Why not ask people what they think when they are actually shopping? In the store? With a whole fixture in front of them full of relevant products that they know, instead of just five packs in research on a table in Cheam, they can physically show you what attracts them on the shelf, not try to remember it.
Shoppers are marketing-savvy now, they can easily identify new interesting products, explain failing products they have lost interest in, and identify what feels fresh, new and attractive to them. One peek in their shopping basket or cart will mean you can verify their claim that they “buy organic chicken regularly”, and show you if they really are price-sensitive.
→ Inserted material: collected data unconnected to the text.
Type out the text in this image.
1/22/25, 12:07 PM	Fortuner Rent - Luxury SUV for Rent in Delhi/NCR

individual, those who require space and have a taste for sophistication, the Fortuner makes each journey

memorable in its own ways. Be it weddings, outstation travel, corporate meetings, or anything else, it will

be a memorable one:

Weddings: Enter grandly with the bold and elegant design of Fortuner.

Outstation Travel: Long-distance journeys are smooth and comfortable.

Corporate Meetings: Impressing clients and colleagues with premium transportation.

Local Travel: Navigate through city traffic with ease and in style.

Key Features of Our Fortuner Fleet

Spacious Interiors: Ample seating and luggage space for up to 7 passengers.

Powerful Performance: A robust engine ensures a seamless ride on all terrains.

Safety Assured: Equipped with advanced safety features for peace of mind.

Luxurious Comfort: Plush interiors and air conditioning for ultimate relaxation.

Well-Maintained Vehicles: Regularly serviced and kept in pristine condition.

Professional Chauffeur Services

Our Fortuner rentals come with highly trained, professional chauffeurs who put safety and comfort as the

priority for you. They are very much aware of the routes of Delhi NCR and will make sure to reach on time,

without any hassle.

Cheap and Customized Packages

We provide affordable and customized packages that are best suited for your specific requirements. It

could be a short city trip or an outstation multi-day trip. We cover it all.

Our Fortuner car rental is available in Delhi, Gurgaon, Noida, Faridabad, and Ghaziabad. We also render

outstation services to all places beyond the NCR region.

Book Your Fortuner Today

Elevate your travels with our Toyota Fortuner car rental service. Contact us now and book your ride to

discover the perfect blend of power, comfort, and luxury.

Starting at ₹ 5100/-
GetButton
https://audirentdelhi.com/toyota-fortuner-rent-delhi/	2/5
If you do this kind of research, whether you are a food producer or a marketing manager for a food brand, you’ll get a jump on all the others “just doing focus groups.” You’ll move onto the next level before your competitors get there. Food and drink in the supermarket is an ever-changing dynamic environment where the entrant of a new product into a category, a huge multinational food brand “buying space on the shelf”, or the de-listing of another can change consumer views on that category of food overnight. If you are in-store you can spot this happening and grasp the opportunity. In focus groups, you wouldn’t spot these trends, because there, shoppers’ recall is re-constructed, often fictional and much hazier.
Shoppers can examine price, packaging, positioning and product for you,in detail, so that you can make the tweaks that mean your product flies off the shelf to the check out.
So bin those expensive focus groups, dress up warm, and check out the chilled aisles — see you there!